Result. The median age of the patients who have mixed candida / bacterial BSI was 63 years old, and 70.42% of these patients were male. Cardiovascular disease was the most common underlying disease of mixed candida / bacterial BSI, followed by neurological disease, and followed by tumors and diabetes. In cases of mono candida bloodstream infection, infection with Candida tropicalis and Candida albicans dominated. In cases of mixed bloodstream infection with bacterial candida, the highest proportion is Candida albicans. In the cases of candida bloodstream infection without cardiovascular underlying disease, it is Candida tropicalis, followed by Candida albicans. Opposite, in the cases with an underlying cardiovascular disease, the highest proportion is Candida albicans.

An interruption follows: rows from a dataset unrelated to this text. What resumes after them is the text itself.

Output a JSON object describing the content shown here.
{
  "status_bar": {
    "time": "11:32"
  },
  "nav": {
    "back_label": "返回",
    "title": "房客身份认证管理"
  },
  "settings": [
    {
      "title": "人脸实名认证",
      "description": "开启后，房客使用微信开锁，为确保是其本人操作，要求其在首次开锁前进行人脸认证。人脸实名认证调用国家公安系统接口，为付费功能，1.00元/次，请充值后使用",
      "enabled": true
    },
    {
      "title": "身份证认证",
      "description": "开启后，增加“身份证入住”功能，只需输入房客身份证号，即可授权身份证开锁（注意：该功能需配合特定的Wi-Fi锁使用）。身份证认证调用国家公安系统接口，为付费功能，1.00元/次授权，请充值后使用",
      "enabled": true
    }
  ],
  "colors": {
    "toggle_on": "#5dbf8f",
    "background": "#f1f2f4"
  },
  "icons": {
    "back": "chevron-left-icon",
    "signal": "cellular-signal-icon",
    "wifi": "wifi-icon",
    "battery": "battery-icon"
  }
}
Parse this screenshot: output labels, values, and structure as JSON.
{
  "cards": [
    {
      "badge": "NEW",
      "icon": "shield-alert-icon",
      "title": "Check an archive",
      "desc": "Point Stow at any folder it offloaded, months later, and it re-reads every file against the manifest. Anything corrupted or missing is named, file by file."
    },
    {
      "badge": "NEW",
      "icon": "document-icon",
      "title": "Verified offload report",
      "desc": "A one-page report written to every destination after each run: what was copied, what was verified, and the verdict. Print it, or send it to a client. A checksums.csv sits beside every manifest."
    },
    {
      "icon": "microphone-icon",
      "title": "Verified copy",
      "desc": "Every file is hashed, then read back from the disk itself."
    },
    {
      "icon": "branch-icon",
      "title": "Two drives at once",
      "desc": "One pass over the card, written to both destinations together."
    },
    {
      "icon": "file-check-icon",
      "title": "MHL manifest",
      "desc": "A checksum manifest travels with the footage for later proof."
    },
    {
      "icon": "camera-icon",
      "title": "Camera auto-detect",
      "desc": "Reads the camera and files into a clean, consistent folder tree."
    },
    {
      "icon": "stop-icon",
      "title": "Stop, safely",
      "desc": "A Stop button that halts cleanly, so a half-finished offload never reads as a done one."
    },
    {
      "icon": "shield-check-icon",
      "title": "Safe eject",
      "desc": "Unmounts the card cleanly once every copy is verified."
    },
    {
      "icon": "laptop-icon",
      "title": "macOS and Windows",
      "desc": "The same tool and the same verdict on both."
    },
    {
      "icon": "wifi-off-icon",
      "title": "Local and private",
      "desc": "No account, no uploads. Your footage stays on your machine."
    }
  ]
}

Conclusion. Our data show that older adults(age>65 years), men are more susceptible to candida bloodstream infections. Bacterial candida mixed bloodstream infections mostly led by staphylococcus sp. Procalcitonin(PCT), white blood cell(WBC), neutrophilicgranulocyte(N) were predictive for mixed bloodstream infection with bacterial candida species. Among the cases in our hospital, patients with underlying cardiovascular disease were associated with mixed bacterial candida infections.